KPCW Celebrates 40 Years on the Air

Park City’s beloved local radio station has come a long way.

By Barbara Bretz December 23, 2020 Published in the Winter/Spring 2021 issue of Park City Magazine

Leslie Thatcher with local firefighters

Leslie Thatcher with local firefighters

Image: Courtesy KPCW

On July 2, 1980, KPCW went live with Blair Feulner’s words, “This is KPCW 91.9 FM, the station that Park City built!” The dream of creating a local radio station had begun two years prior, in 1978, when the “founding five” gathered around a table in the now-defunct Car 19 Restaurant/Bar: Blair Feulner, Dan Wilcox, Tom Bock, Jay Meehan, and Rebecca Widenhouse, who between them had 60 years of radio experience. It took two years of raising thousands of dollars, submitting hundreds of pages of applications, and pulling countless numbers of volunteers together to enable the very first moments of airtime.

KPCW’s first home was constructed at the top of the bleachers in what used to be the projection booth in the old War Veterans Memorial Building gym at 427 Main St. Because KPCW was a noncommercial station, the city was able to offer the space for free, and Feulner and his army of volunteers took it from there. Nicknamed the “broadcast bunker,” the space was small and artsy. It was equipped with microphones, turntables, and a variety of donated albums, most of them scratchy. The air was thick with cigarette smoke, and a volunteer showing up for early-morning duty might have to step over a few empty bottles and sleeping bodies.

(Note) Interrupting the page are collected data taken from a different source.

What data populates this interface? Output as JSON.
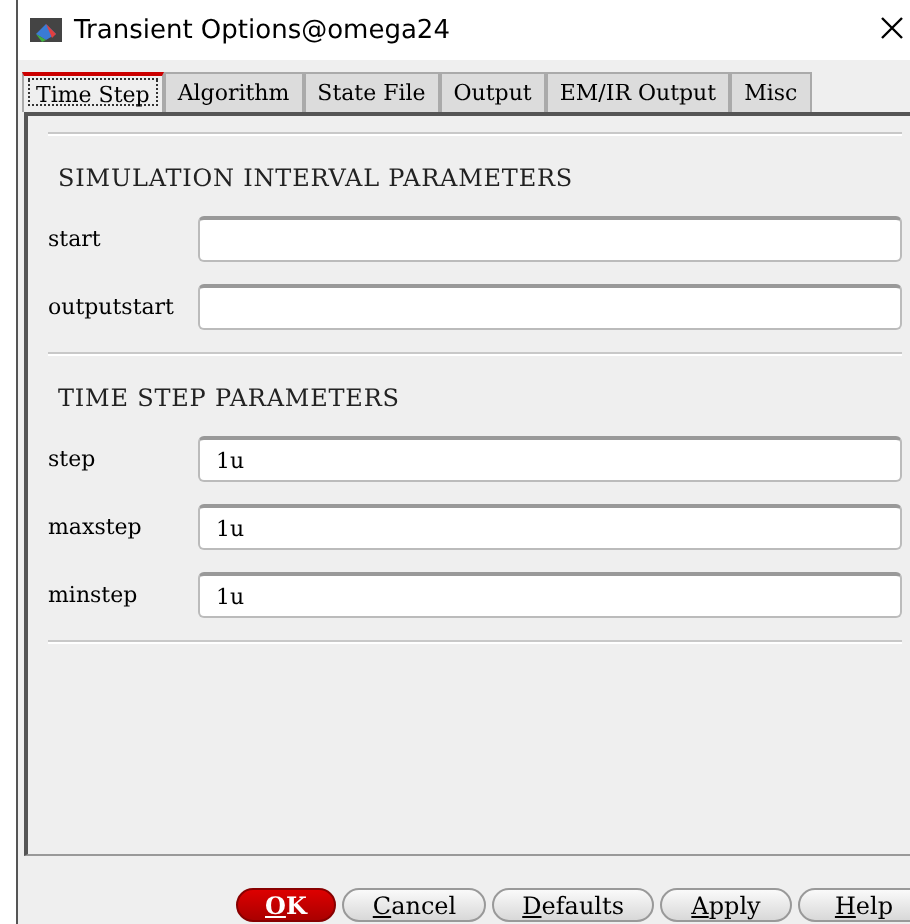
{
  "window": {
    "title": "Transient Options@omega24"
  },
  "tabs": [
    {
      "label": "Time Step",
      "selected": true
    },
    {
      "label": "Algorithm",
      "selected": false
    },
    {
      "label": "State File",
      "selected": false
    },
    {
      "label": "Output",
      "selected": false
    },
    {
      "label": "EM/IR Output",
      "selected": false
    },
    {
      "label": "Misc",
      "selected": false
    }
  ],
  "sections": [
    {
      "heading": "SIMULATION INTERVAL PARAMETERS",
      "fields": [
        {
          "label": "start"
        },
        {
          "label": "outputstart"
        }
      ]
    },
    {
      "heading": "TIME STEP PARAMETERS",
      "fields": [
        {
          "label": "step",
          "value": "1u"
        },
        {
          "label": "maxstep",
          "value": "1u"
        },
        {
          "label": "minstep",
          "value": "1u"
        }
      ]
    }
  ],
  "buttons": [
    {
      "label": "OK",
      "kind": "default"
    },
    {
      "label": "Cancel",
      "kind": "normal"
    },
    {
      "label": "Defaults",
      "kind": "normal"
    },
    {
      "label": "Apply",
      "kind": "normal"
    },
    {
      "label": "Help",
      "kind": "normal"
    }
  ]
}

In 1985 the station transitioned to the lower level of the historic Marsac Building, still rent-free, and from there to its current location adjacent to China Bridge parking structure in 2009. In 2019, a renovation and expansion added 1,400 square feet of new space.

Randy Barton

Randy Barton

Image: Courtesy KPCW

KPCW has been dedicated to informing its audience with local news interviews from day one, and Feulner established a reputation for being a tough but fair interviewer. Leslie Thatcher, who joined the station as a reporter in 1990, carries on Feulner’s interviewing legacy on The Local News Hour every weekday. Randy Barton, current host of The Local View, came on board in 1986 as a volunteer, and Rick Brough joined KPCW from The Park Record in the late ’80s and has covered local planning commissions and county council meetings for the past 30 years. The station has been an NPR affiliate for decades, carrying Morning Edition and NPR headlines at the top of every hour.

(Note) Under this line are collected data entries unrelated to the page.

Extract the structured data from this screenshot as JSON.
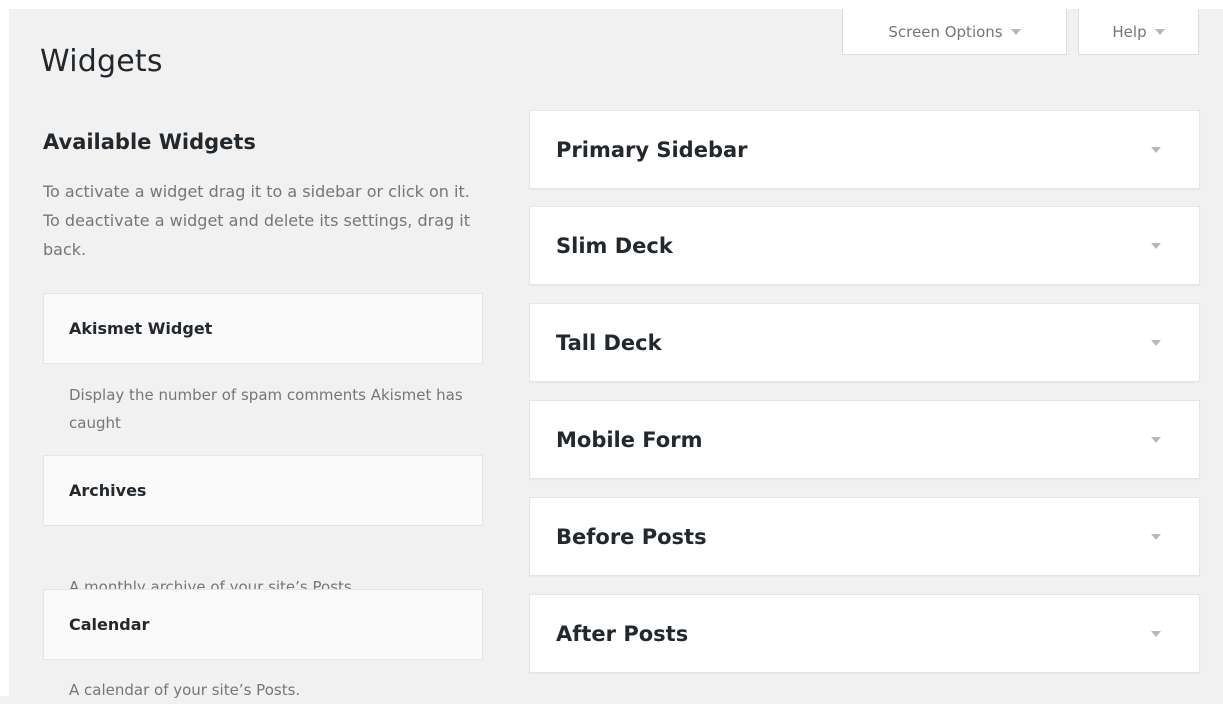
{
  "header": {
    "title": "Widgets",
    "screen_options_label": "Screen Options",
    "help_label": "Help"
  },
  "available": {
    "heading": "Available Widgets",
    "description": "To activate a widget drag it to a sidebar or click on it. To deactivate a widget and delete its settings, drag it back.",
    "widgets": [
      {
        "name": "Akismet Widget",
        "description": "Display the number of spam comments Akismet has caught"
      },
      {
        "name": "Archives",
        "description": "A monthly archive of your site’s Posts."
      },
      {
        "name": "Calendar",
        "description": "A calendar of your site’s Posts."
      }
    ]
  },
  "sidebars": [
    {
      "name": "Primary Sidebar"
    },
    {
      "name": "Slim Deck"
    },
    {
      "name": "Tall Deck"
    },
    {
      "name": "Mobile Form"
    },
    {
      "name": "Before Posts"
    },
    {
      "name": "After Posts"
    }
  ],
  "colors": {
    "background": "#f1f1f1",
    "panel": "#ffffff",
    "heading_text": "#23282d",
    "muted_text": "#72777c",
    "toggle_arrow": "#b4b9be"
  },
  "icons": {
    "dropdown": "triangle-down-icon"
  }
}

Over the years, KPCW’s freewheeling army of volunteers has become a polished, professional staff supported by a well-trained volunteer air force. The station’s ability to stream via the internet allows it to provide that hometown connection whether listeners are in Summit County or farther afield. Still, no matter what changes have occurred in location, staff, programming, or technology over the past 40 years, KPCW remains the station of locals serving locals—the most important community connector in Park City.